Lindsay Goldberg had bought Women’s Care in September 2017, nine months after the ruling. Since then, Women’s Care had rapidly expanded—to the point that its providers now deliver 1 out of every 10 babies in the state. As it acquired more practices, including the one in Jacksonville’s Southside neighborhood where Harrell went, each group adopted the binding arbitration form, requiring all of its 500,000 patients in Florida to sign.
Surprisingly, even though the document is not legally enforceable, there’s nothing preventing the company from asking patients to sign it and refusing to treat them in the future if they don’t, according to more than a dozen legal experts interviewed for this story. “It’s not illegal, but it raises serious questions about what message you are sending to patients,” says Andrew Bolin, a defense attorney in Florida. “Women who sign the form will assume it’s enforceable.” That means, he says, that many who feel they’ve received substandard care won’t even consider hiring a lawyer. And even if they do try to find one, some attorneys may be unfamiliar with the court decision and choose not to take their case because of the agreement. As Harrell puts it, the practice “is tricking people into giving up their legal rights.”
Lindsay Goldberg declined requests for an interview but provided a statement on behalf of Women’s Care Enterprises. The private equity firm noted that Women’s Care has used binding arbitration agreements for more than 15 years. “These programs were instituted by and have always been developed solely by the physicians who own their practices,” the statement reads. “These physicians are committed to providing the highest quality patient care in an incredibly challenging legal environment for independent medical practitioners.”

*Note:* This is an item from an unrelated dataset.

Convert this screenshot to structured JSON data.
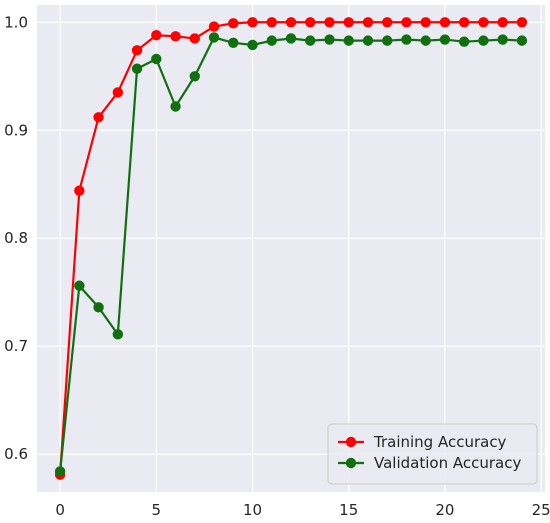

It’s unclear how many other private-equity-backed groups use binding arbitration, because patient forms are generally kept private. They are well known to doctors, though, who see the agreements as part of a larger pattern in which investors roll up practices and then cut costs frantically in an effort to groom the business for sale, generally to an even larger company. A Businessweek investigation published in May found that some private-equity-owned medical practices buy cheaper, and sometimes substandard, medical supplies and hire providers who aren’t as well trained as doctors, such as nurse practitioners and physician assistants, to do work that would traditionally have been performed by an M.D. When all this results in substandard care, the arbitration agreements are in place to limit liability.
On Dec. 7, PE Hub, a trade magazine, reported that Lindsay Goldberg had agreed to sell Women’s Care Enterprises, which also owns other women’s health groups in Kentucky and Southern California, to BC Partners, an even larger investment firm based in London. At least one of the groups in California also uses binding arbitration, though Women’s Care says the agreement was in place before Lindsay Goldberg invested. BC Partners didn’t respond to requests for comment.
Harrell has since found a new doctor who left Women’s Care and doesn’t use binding arbitration agreements. “There’s nothing inherently wrong with investors buying medical firms, as long as doctors can practice the way they always had,” she says. But, she continues, “what seems like a business decision can affect patient care if it’s using this position of trust that doctors have to mislead patients to do something that’s not in their best interest.”